Alex fell off the bench, unconscious.
He stumbled over to her, checking her pulse, which was thankfully, still there. His mind put the facts together. Carbon monoxide. The oxygen mask. Mr. Hagen was their killer.
"Carbon monoxide, carbon monoxide," Bobby thought. "Gotta get some oxygen, some air in here," he told himself. He looked at the boarded window again and gave up on it. Then he turned his attention to the bifold doors. He stepped back, then ran full speed and rammed them with his shoulder, bending the metal and knocking them right out of their tracks. He landed on top of the twisted metal in a heap. The old man was nowhere to be seen. Bobby looked up and saw a window ahead of him.
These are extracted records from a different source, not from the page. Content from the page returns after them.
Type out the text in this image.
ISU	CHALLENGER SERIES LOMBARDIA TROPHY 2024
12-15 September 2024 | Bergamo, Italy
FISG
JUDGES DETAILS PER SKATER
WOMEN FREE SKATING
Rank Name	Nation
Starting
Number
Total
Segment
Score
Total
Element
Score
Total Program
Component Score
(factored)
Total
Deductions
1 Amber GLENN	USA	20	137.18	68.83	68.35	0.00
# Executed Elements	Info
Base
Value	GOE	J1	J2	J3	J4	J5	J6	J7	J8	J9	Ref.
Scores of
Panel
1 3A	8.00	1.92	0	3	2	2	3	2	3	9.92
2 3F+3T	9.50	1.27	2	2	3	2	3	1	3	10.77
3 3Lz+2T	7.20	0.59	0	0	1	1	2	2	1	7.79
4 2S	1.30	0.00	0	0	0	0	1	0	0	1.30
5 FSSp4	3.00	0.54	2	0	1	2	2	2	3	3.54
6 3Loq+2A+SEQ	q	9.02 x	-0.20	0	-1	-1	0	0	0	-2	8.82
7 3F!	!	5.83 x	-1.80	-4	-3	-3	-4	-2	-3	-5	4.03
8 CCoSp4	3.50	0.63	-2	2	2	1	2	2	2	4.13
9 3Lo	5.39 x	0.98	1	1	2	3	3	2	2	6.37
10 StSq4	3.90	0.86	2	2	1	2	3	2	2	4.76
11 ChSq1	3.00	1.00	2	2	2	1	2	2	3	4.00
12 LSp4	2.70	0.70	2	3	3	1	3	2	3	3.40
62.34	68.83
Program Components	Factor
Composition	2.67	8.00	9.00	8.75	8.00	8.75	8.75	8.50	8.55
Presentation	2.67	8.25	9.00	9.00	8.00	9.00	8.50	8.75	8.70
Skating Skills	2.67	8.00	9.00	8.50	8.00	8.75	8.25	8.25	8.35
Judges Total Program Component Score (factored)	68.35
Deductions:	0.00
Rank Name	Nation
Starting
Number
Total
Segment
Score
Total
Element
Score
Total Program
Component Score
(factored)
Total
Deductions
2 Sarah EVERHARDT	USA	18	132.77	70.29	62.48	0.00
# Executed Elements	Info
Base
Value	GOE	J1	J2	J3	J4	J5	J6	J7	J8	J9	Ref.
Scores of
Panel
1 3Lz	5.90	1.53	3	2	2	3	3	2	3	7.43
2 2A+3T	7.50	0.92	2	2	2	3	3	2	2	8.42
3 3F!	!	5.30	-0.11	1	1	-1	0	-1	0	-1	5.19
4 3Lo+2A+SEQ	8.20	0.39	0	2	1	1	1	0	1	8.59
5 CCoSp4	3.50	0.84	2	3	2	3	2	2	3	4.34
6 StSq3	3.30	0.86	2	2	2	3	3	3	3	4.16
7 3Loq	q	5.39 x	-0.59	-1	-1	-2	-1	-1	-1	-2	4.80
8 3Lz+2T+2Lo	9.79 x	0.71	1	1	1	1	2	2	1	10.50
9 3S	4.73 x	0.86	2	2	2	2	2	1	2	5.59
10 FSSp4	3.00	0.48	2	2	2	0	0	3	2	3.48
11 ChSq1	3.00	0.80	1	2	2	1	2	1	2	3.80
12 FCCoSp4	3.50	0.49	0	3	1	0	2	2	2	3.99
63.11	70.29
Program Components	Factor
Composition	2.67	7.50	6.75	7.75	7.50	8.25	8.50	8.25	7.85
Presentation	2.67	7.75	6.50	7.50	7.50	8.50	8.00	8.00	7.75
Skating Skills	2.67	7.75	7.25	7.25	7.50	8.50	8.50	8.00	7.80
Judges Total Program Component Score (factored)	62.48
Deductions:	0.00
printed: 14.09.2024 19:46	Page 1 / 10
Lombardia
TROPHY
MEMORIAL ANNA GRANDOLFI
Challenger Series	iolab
He reached up, opened it, sucked in a breath of fresh air, and then raced back to Alex.
In the inner confines of the room, the air was very bad. He tried to drag her out, but his movements were drunken and sloppy. He backed up as well as he could, dragging her with him, until he tripped on the twisted metal doors on the floor and fell hard. Bobby tried to get up, but he was overcome. The last thing he saw was the still burning pellet stove.